You’re angry (..) you’re fawning over the divinely inspired miracle that is x86 (...)it’s pretty clear you don’t even understand how modern CPUs work. Irony is dead.
Oh the good old “RISC is bad” argument, (..) ignoring the fact that every modern processor is internally a RISC processor (...) No matter how much you worship at the altar of the divine x86 (..) Deal with it.
Hey, Castiel (hands up old forumites - iunderstoodthisreference.gif) I don't deal in absolutes and stop colorising my words with.. well.. whatever that set of overly dramatic vocatives above was supposed to achieve.
Steering discussion back on topic, here are a few very simple, in my opinion, facts and I welcome any eloquent critique of my thesis:
- x86 may be far from "divinely inspired miracle" as you put it and RISC was never "bad" - I've spent some of the best years of my twenties on RISC machines (and then some further best years on PowerPCs) and I loved every minute of my adventures with SGIs and SPARCs but look - the market have spoken - they're all dead now and we're still on x86 "PC". I know, I know, you still want to convolute it on technicality, claim that we are in fact on RISCs with x86 instruction sets - please don't - you know exactly what I mean. Intel has won the race for unified PC, workstation, server architecture with everyone. Some thought it was a matter of OS, it wasn't, it was a matter of speed and compatibility. DEC collapsed despite being able to run Windows NT, Apple saved their company and OSX because they adopted Intel's hardware.

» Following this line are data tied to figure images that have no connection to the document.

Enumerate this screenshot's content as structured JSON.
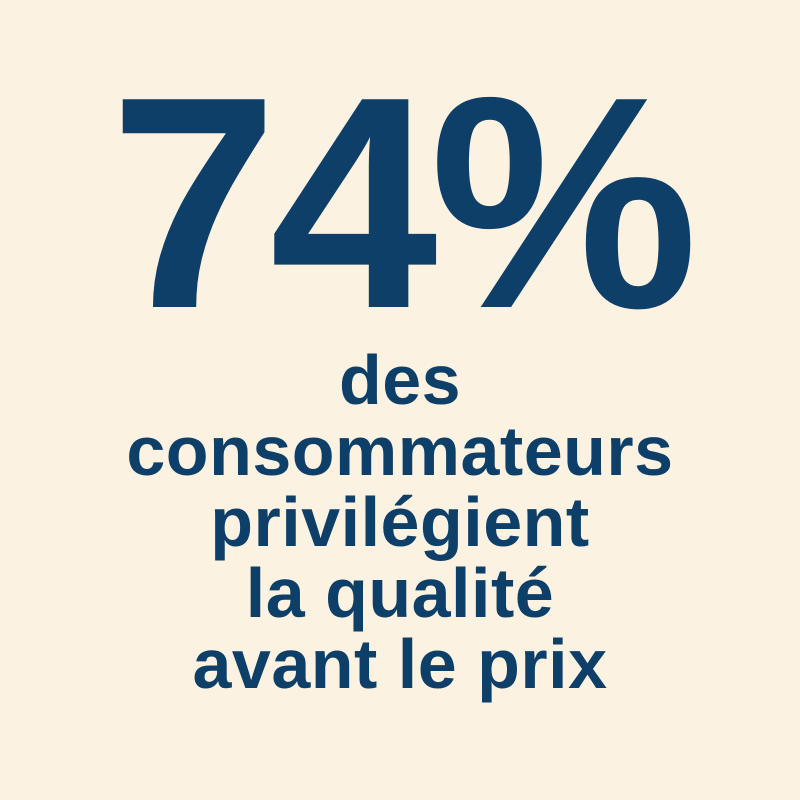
{
  "colors": {
    "background": "#FBF2E1",
    "text": "#0D3F68"
  },
  "statistic": "74%",
  "caption_lines": [
    "des",
    "consommateurs",
    "privilégient",
    "la qualité",
    "avant le prix"
  ]
}
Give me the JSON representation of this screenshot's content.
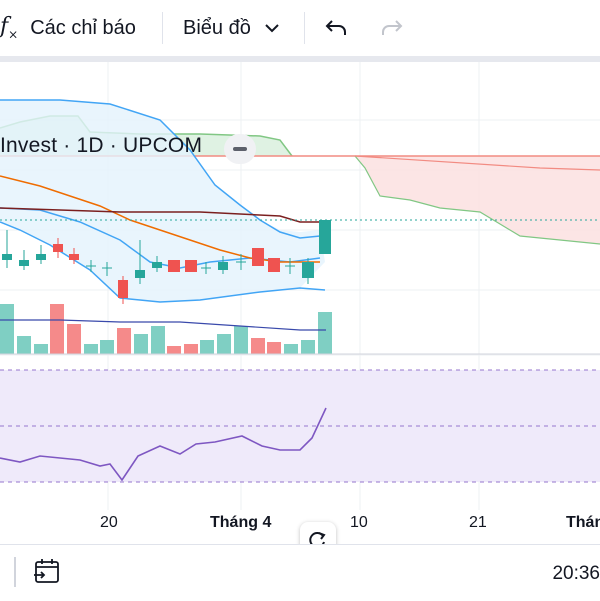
{
  "toolbar": {
    "indicators_icon": "fx-icon",
    "indicators_label": "Các chỉ báo",
    "chart_type_label": "Biểu đồ",
    "undo_icon": "undo-icon",
    "redo_icon": "redo-icon"
  },
  "legend": {
    "symbol_text": "Invest · 1D · UPCOM"
  },
  "x_axis": {
    "labels": [
      "20",
      "Tháng 4",
      "10",
      "21",
      "Thán"
    ]
  },
  "bottom_bar": {
    "calendar_icon": "date-range-icon",
    "time": "20:36"
  },
  "colors": {
    "up": "#26a69a",
    "down": "#ef5350",
    "rsi": "#7e57c2",
    "bollinger": "#2196f3",
    "ma": "#ef6c00",
    "kijun": "#7b1f1f"
  },
  "chart_data": {
    "type": "candlestick",
    "panes": [
      "price",
      "volume",
      "rsi"
    ],
    "candles": [
      {
        "dir": "up"
      },
      {
        "dir": "up"
      },
      {
        "dir": "up"
      },
      {
        "dir": "down"
      },
      {
        "dir": "up"
      },
      {
        "dir": "down"
      },
      {
        "dir": "doji"
      },
      {
        "dir": "doji"
      },
      {
        "dir": "down"
      },
      {
        "dir": "doji"
      },
      {
        "dir": "up"
      },
      {
        "dir": "down"
      },
      {
        "dir": "down"
      },
      {
        "dir": "up"
      },
      {
        "dir": "down"
      },
      {
        "dir": "up"
      },
      {
        "dir": "doji"
      },
      {
        "dir": "down"
      },
      {
        "dir": "up"
      },
      {
        "dir": "up"
      },
      {
        "dir": "up"
      }
    ]
  }
}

And so the simple fact is -
moving to a regular x86 PC architecture was the best thing that ever happened to Apple personal computer range. Full stop. No contest. And to us - users - too. None of us would be here discussing this madness if they didn't. Agree?
- Apple can not compete with Intel (and now temporarily AMD) in CPU R&D for personal computers (laptops all the way to servers). Yes, we are in a unique moment in time, when Intel screwed up and temporarily stalled, moved resources to other things and got hit hard by smaller players arguably jumping in some capacity ahead (including AMD) but the simple fact is -
regardless of wether the final destination is hegemony of speed or power - Intel is not a company Apple can compete with CPU development or manufacture . no one ever could. Corporations with much bigger resources than Apple perished in the process of trying to keep up. Corporations that at various points in time nearly purchased Apple, still perished in the process of trying to keep up. This type of marathon, is not something that Apple can maintain. One could argue they can barely maintain Intel's tempo while using Intel chips and more often than not, we get old excrement in new wrappers as a make belief "fresh" and "latest" machines (new 2020 macbook pros with two Tb3 still using two generations old CPUs, but how about 2018 Mac Pro using 2013 Xeons, any takers?). Agree?
- Apple can not compete with AMD or Nvidia in graphics. (insert lots of words) but ultimately similar stuff to all the above. Agree?
Linux has been multi-architecture for years now, and almost every Linux software is available for both x86 and ARM. Compilers are now a lot better at handling multiple architectures and installation managers handle everything behind the scenes. There hasn't been a mass exodus of Linux users/developers because they now need to compile their software for two architectures. Almost every major Linux distro has an AArch64 version as well that works just as well as their x86 ones.
You can't compare open source porting to commercial software development. Coding for ARM isn't just a case of recompiling stuff, it needs to be coded differently plus any video, photo, audio software for ARM will additionally need new accelerations for CPUs and GPUs. We can safely presume a lot companies won't double their costs and won't join this challenge - they won't recreate their interface drivers, software, plugins, suites etc for universal binary 2. Recompiling stuff specifically for Catalina was bad enough for many, let alone new architecture. And a lot of it won't work in Rosetta 2 or will be too slow to utilise property (it's not 90ies, you can't be really expect to do DAW work or video editing in emulator these days). The next few months will show how many roadmaps at Apple supporters will change but somehow I can't imagine even large partners - like Blackmagic - writing all of their device drivers and all of their software again and then continue to develop DaVinci Resolve in two separate forks for free etc.
To me it's quite clear Apple is not switching to ARM because they can make our machines faster or more powerful. They're switching to it because it will make your next £2500 laptop cheaper for them to manufacture. Not to you to buy. To them to make. And they hope the internet will stop comparing how much more and newer Intel gear you can get for that £2500 from Acer, Lenovo or MSI if your next MBP is an iPad Pro with keyboard. Agree?
@Armageus - I see you masked a lot of my text with
*** NO *** - can you point me to the new forum guidelines of what I can and cannot say in this subsection, and please believe me - this is genuine request, I'm not being difficult, I just don't want my posts to look like I said something bad.